Polyethylene terephthalate (PET) is one of the most common plastics in use worldwide. Yet only 50 per cent of PET is recycled in the EU, while in the US the recycling rate is even lower at 30 per cent. In Malta, the rate is lower still, and a considerable amount of the PET is discarded.

Depending on the end use of the PET product concerned, small amounts of various additives are used during its manufacture to confer particular properties to the plastic. Both low- and high-density polyethylene plastics (LDPE, HPPE) are used commercially in Malta since these plastics are cheap and easily processed.

Different types of Polyethylene (PE) are derived from natural gas or crude oil under the right conditions of temperature, pressure and catalysis. Even though, in general, PET and PE plastics are considered resistant to breakdown in the natural environment, recently, a number of microbes have shown promise in degrading these polymers.

Microbes have shown promise in degrading these polymers

In this research project, which is being conducted by the Biology Department of the University’s Faculty of Science, special emphasis will be placed on PET plastic bottles and disposable PE plastic containers most commonly used in the Maltese islands.
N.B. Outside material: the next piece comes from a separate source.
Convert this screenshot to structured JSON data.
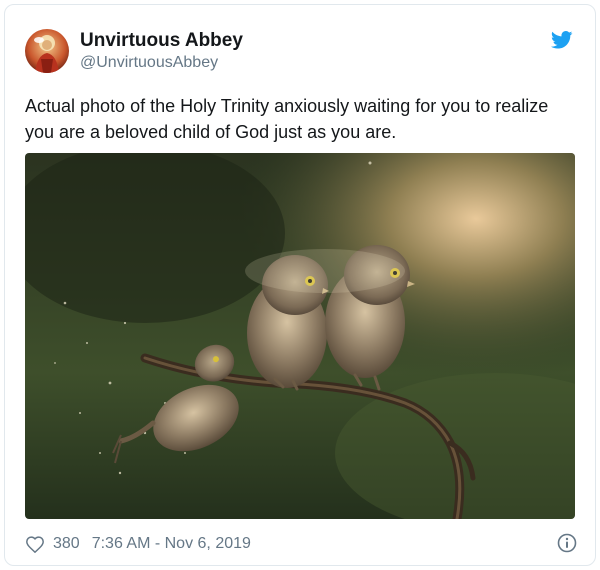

Several experiments will be conducted to compare the natural deterioration of PET and PE in the soil and marine environments to that carried out by particular microbes in vitro.

These studies will provide an indication of the steps involved in the natural bio deterioration of PET and PE plastics as well as the duration of the whole process in the natural environment.

Apart from gaining considerable insight into the deterioration processes of plastics that are disposed of inappropriately in the natural environment, these studies will also lead to the biotechnological application of microbial enzymes and bio surfactants for the accelerated deterioration of PE and PET plastics in the near future.

The second project regarding the conservation of the Matteo Perez D’Aleccio wall paintings at the Grandmasters’ Palace in Valletta, is being led by Prof. JoAnn Cassar from the Department of Conservation and Built Heritage of the University of Malta’s Faculty for the Built Environment.

The Gasan Foundation sponsorships were made through the University’s Research, Innovation and Development Trust (RIDT).

University rector Prof. Alfred Vella, who is also chairman of the RIDT, thanked Gasan Foundation for its contribution and expressed the hope that other organisations would follow its example and provide such much-needed support to sustain the University’s research activity. He added that since the setting up of the RIDT in 2011, the University has been seeing a steady flow of contributions from the corporate sector.